El Lugo impone respeto a sus rivales

Marcos Pichel

CDLUGO

02 dic 2008 . Actualizado a las 17:23 h.

«No me creo que el Lugo juegue sólo por la permanencia. Tiene tantos argumentos como el que más, con un gran entrenador y fantásticos futbolistas». Lo dijo Rafa Sáez, entrenador del Pontevedra («pido disculpas si esto puede resultar ofensivo a alguien», añadió), justo después de que los suyos sufrieran hasta el último instante para arrancar un punto en su casa de Pasarón. Los rojiblancos han demostrado que no son una comparsa, y los gallitos de la Liga lo han vivido en sus carnes. Juzgan a su plantilla y la colocan entre las mejores de la Segunda B. Unos halagos que los jugadores, ambiciosos desde el primer momento, agradecen. «Nos tienen respeto», sentencia Pablo Ruiz.

«Tenían bajas, es cierto -recuerda Ruiz-. Pero un equipo como ellos no puede ponerlas como excusa. Cambiaron su forma de jugar para recibirnos, pusieron tres centrales, y tuvieron que volver a su sistema habitual para poder hacer algo». Después del bache inicial, los jugadores del Lugo se muestran optimistas.
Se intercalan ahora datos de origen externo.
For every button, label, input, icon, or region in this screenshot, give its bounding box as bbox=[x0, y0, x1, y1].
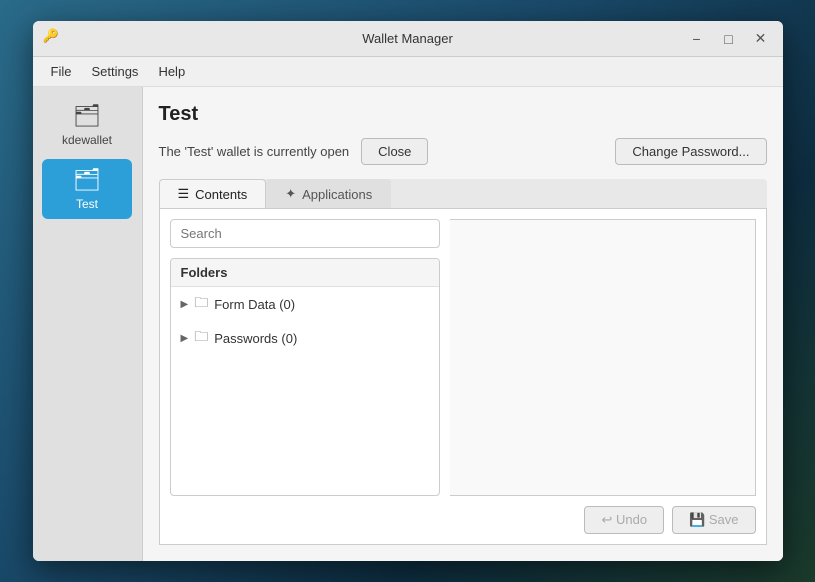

Lo han dicho en fechas recientes algunos de los fichajes de este curso, como el meta, Javi Muñoz, o Tornero, convertido en un correcaminos -imparable- por la banda derecha: «Hemos venido al Lugo para tratar de jugar por la promoción». Un punto de vista al que el central leonés, reconvertido a mediocentro por exigencias del guión, se une pero con cierta pausa. «Sabemos lo que tenemos y dónde estamos», dice, enigmático, pero sabedor de que sólo ahora empiezan a mostrar su verdadera imagen.

Campos difíciles, solventados

El domingo fue Pasarón, pero el Lugo ha dado buena imagen, y sacado resultados positivos (mereció más que un punto) en feudos como el de la Ponferradina, la Cultural Leonesa o el Real Unión. «Lo hemos hecho bien, son campos muy difíciles, en los que siempre se sale un poco más motivado», reconoce Ruiz. Ahora les quedan cuatro partidos para el final de la primera vuelta (Deportivo B, Racing B, Sporting B y Marino). Aira había puesto 25 puntos como cifra de referencia para ese momento. «Estaría bien, pero según estamos ahora, tenemos que ser un poco más ambiciosos», afirma su compañero.